U.S. President Donald Trump wears a 'Trump Was Right About Everything!' hat, as he visits The People’s House: A White House Experience museum, in Washington D.C., U.S., August 22, 2025. REUTERS/Jonathan Ernst
The White House hosted a meeting with key members of Congress, President Donald Trump's Cabinet members, and his chief of staff to address the 2026 midterm elections.
While Politico reported on the dinner, 2WAY founder Mark Halperin said he got the inside scoop from someone in the room.
Writing on X, Halperin said that pollster and top Trump strategist Tony Fabrizio had about 25 slides in a presentation on which issues voters care about, their demographics, and which messages are working.
Unsurprisingly, the economy will be the top issue in 2026. It's a conclusion every other pollster has been talking about for the past six months.
While Trump has spent the last several months saying that the "affordability crisis" is a "Democrat hoax," one of those top issues is housing affordability, particularly for young people.
Other messages that test well among voters include banning stock trades for members of Congress, transparency around health insurance data, "including on pricing and claims reimbursement," lowering prescription drug costs, and Trump's tax cut.
No one cares about closing the border.
"Men, moderates, true independents, and Hispanic voters are the true persuadable voters," said Halperin.
As AlterNet has reported, Trump has lost ground with all of those groups of voters in the past year.

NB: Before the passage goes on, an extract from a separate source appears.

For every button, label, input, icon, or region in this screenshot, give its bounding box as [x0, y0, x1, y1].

Even Trump loyalists feel "completely betrayed."
Fabrizio told the members to spend more time on podcasts and social media and ignore national news interviews. He also encouraged them to ignore paid media on broadcast TV and cable and instead get more targeted.

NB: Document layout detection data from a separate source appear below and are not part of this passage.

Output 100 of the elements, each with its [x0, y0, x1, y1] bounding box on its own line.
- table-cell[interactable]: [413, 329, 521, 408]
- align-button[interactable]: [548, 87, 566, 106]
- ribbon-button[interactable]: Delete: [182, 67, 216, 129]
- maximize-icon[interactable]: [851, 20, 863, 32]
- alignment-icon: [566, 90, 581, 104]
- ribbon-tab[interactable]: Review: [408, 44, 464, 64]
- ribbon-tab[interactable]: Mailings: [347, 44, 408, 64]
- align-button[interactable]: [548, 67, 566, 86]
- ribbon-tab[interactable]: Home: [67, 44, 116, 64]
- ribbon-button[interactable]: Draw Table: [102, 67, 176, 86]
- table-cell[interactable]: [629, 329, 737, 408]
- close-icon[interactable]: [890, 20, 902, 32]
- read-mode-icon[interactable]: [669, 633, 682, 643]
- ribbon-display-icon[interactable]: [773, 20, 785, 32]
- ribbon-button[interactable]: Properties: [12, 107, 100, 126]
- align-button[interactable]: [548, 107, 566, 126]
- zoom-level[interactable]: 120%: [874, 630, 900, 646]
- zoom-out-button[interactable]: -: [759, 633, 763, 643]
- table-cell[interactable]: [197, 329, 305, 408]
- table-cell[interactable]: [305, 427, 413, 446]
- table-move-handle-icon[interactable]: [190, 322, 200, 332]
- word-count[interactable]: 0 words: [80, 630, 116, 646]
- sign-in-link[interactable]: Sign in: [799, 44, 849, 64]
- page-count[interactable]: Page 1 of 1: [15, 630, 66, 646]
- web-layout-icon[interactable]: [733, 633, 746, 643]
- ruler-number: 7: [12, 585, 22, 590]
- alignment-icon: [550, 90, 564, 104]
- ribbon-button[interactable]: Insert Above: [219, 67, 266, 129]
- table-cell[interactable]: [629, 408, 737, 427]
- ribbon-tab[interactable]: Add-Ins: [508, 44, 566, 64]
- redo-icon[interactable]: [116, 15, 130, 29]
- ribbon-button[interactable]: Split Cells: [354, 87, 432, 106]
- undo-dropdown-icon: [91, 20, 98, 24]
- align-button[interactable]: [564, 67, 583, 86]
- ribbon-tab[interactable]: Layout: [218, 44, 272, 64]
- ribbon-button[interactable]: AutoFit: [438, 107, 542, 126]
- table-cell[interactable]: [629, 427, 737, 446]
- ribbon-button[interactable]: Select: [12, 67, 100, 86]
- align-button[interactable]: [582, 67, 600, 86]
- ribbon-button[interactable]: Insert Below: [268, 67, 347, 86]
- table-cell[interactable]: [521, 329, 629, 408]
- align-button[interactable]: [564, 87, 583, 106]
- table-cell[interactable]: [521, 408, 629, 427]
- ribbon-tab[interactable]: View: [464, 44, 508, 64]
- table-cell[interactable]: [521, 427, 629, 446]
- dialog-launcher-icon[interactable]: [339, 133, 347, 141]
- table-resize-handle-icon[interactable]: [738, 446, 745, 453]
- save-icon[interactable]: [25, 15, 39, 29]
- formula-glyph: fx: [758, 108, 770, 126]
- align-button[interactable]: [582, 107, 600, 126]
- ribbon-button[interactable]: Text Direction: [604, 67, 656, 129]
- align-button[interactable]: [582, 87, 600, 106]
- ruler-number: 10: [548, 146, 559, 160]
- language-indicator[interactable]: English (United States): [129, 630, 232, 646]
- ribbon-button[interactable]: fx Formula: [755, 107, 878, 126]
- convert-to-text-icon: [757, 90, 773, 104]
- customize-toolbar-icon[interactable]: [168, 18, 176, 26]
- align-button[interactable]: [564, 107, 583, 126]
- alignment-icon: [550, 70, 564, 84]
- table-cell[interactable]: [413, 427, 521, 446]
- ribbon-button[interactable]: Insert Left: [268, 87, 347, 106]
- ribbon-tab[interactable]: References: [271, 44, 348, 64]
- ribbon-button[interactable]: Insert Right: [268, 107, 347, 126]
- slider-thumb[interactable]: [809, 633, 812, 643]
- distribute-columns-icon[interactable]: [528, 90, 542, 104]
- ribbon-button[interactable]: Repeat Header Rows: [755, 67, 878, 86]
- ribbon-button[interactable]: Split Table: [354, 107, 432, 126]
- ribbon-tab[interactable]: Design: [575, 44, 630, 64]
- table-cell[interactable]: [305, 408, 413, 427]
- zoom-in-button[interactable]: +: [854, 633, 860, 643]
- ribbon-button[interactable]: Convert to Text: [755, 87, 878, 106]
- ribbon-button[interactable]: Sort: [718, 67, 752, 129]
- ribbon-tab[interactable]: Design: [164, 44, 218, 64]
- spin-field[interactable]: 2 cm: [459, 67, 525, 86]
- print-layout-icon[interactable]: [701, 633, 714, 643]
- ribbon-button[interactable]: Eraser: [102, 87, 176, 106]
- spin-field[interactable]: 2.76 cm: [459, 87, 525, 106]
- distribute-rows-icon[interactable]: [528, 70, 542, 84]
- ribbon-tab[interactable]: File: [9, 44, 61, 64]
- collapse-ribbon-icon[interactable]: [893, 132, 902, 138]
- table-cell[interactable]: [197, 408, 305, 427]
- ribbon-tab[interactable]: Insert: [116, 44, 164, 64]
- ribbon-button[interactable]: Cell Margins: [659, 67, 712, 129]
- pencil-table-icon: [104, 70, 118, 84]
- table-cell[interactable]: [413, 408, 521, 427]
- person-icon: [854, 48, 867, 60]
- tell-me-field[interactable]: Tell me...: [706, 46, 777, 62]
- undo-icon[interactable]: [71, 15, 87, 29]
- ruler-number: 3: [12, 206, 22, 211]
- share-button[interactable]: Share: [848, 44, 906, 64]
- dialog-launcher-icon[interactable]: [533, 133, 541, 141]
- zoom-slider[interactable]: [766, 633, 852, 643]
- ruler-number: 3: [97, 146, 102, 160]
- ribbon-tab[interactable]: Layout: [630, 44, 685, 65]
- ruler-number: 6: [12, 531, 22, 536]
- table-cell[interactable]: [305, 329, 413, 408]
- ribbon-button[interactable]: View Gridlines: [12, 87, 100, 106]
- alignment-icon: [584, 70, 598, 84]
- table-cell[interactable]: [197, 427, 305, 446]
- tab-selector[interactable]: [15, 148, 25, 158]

"Facebook is still king for voters, then Instagram and TikTok. There are currently 6 targeted House races and 7 key Senate races," wrote Halperin.
"The only way Republicans will lose the Senate majority is if Democrats [also] take 50 House seats," he added.
So-called Trump "political czar" James Blair showed data showing that the president's party always loses seats in the midterms, suggesting he believes the GOP is already predicting they'll lose the narrow House majority.
Trump's efforts trying to argue that he's made the economy so much better "will not help; voters have to feel it."
Halperin said that Blair "acknowledged that Donald Trump will do what he wants to do, say what he wants to say," a hint that Trump won't be much help on the economy messaging.
He encouraged everyone to stay on message and be "driven by the data."
Blair also assumes Democrats will run on "stop Trump" rather than economic messages like healthcare and housing affordability.